Library Coq.Numbers.HexadecimalZ


HexadecimalZ

Proofs that conversions between hexadecimal numbers and Z are bijections.

Require Import Hexadecimal HexadecimalFacts HexadecimalPos HexadecimalN ZArith.

Lemma of_to (z:Z) : Z.of_hex_int (Z.to_hex_int z) = z.

Lemma to_of (d:int) : Z.to_hex_int (Z.of_hex_int d) = norm d.

Some consequences

Lemma to_int_inj n n' : Z.to_hex_int n = Z.to_hex_int n' -> n = n'.

Lemma to_int_surj d : exists n, Z.to_hex_int n = norm d.

Lemma of_int_norm d : Z.of_hex_int (norm d) = Z.of_hex_int d.

Lemma of_inj d d' :
  Z.of_hex_int d = Z.of_hex_int d' -> norm d = norm d'.
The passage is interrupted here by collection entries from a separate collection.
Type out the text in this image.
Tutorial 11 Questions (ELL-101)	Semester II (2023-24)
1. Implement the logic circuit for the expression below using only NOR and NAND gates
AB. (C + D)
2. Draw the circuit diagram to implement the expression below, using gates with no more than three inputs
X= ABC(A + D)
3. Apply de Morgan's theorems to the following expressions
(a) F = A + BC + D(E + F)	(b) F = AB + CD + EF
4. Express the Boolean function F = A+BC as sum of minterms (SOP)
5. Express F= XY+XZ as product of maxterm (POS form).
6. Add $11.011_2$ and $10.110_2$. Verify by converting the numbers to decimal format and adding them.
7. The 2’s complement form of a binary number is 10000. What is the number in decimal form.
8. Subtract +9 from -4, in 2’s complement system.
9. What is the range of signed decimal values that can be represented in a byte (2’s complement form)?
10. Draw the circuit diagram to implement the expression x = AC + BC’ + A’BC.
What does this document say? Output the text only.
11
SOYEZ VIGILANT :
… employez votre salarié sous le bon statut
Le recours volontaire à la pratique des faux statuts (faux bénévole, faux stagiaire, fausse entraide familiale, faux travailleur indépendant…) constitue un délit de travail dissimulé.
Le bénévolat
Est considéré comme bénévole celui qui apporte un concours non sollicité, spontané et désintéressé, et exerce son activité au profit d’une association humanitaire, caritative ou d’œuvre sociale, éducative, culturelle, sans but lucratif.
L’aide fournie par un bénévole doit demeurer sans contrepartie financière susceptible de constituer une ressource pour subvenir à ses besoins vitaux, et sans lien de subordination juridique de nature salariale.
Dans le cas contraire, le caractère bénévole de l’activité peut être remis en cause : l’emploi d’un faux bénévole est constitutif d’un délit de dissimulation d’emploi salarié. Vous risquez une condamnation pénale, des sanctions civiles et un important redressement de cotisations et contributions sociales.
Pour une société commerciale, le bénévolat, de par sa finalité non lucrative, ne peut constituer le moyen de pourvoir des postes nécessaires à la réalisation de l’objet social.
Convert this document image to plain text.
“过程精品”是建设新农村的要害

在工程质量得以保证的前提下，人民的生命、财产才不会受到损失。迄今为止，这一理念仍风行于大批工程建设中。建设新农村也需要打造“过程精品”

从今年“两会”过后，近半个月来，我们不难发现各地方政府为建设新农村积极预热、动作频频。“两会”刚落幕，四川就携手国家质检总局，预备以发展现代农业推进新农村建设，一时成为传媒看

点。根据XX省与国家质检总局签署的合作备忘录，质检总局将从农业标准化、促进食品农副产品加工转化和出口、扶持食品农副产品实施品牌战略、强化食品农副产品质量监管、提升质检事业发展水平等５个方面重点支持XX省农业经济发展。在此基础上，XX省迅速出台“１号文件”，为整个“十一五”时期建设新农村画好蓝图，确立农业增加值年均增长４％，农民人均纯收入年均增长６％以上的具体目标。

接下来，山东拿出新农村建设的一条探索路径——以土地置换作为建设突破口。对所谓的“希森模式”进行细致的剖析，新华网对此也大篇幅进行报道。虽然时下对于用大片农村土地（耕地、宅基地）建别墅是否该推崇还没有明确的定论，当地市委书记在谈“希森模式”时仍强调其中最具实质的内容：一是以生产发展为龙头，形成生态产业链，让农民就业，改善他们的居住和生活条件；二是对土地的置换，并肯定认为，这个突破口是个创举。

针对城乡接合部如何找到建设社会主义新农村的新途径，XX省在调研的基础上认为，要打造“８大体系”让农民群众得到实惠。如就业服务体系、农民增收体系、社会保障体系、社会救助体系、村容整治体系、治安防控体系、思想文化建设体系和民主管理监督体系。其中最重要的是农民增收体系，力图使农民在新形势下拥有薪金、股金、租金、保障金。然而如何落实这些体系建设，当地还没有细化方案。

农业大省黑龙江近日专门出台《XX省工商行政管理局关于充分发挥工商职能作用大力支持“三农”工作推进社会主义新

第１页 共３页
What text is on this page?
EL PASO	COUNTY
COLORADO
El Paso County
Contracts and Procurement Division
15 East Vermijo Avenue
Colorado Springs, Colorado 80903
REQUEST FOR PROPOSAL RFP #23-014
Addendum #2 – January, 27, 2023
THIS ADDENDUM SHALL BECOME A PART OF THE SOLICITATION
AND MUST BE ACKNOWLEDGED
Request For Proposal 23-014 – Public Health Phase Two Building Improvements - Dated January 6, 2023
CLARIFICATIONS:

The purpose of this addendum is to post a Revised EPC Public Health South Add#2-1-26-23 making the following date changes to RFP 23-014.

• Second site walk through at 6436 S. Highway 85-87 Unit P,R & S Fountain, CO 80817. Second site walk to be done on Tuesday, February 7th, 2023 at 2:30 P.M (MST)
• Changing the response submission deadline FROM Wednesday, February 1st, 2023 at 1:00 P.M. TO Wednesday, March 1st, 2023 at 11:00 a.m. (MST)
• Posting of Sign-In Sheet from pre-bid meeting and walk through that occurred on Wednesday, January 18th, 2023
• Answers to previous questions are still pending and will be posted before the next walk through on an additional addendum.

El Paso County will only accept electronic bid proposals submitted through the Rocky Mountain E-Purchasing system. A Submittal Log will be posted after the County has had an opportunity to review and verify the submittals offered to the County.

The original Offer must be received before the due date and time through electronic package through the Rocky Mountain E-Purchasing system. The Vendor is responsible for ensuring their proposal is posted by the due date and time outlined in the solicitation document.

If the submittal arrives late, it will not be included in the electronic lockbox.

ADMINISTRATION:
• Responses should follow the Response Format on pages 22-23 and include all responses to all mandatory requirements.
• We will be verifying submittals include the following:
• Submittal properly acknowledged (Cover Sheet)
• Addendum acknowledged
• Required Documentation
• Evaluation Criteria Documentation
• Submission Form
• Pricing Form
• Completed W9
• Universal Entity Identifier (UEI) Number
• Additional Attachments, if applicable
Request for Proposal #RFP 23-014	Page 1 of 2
Lemma of_iff d d' : Z.of_hex_int d = Z.of_hex_int d' <-> norm d = norm d'.

Various lemmas

Lemma of_hex_uint_iter_D0 d n :
  Z.of_hex_uint (app d (Nat.iter n D0 Nil))
  = Nat.iter n (Z.mul 0x10) (Z.of_hex_uint d).

Lemma of_hex_int_iter_D0 d n :
  Z.of_hex_int (app_int d (Nat.iter n D0 Nil))
  = Nat.iter n (Z.mul 0x10) (Z.of_hex_int d).

Definition double d :=
  match d with
  | Pos u => Pos (Unsigned.double u)
  | Neg u => Neg (Unsigned.double u)
  end.

Lemma double_norm d : double (norm d) = norm (double d).

Lemma of_hex_int_double d :
  Z.of_hex_int (double d) = Z.double (Z.of_hex_int d).

Lemma double_to_hex_int n :
  double (Z.to_hex_int n) = Z.to_hex_int (Z.double n).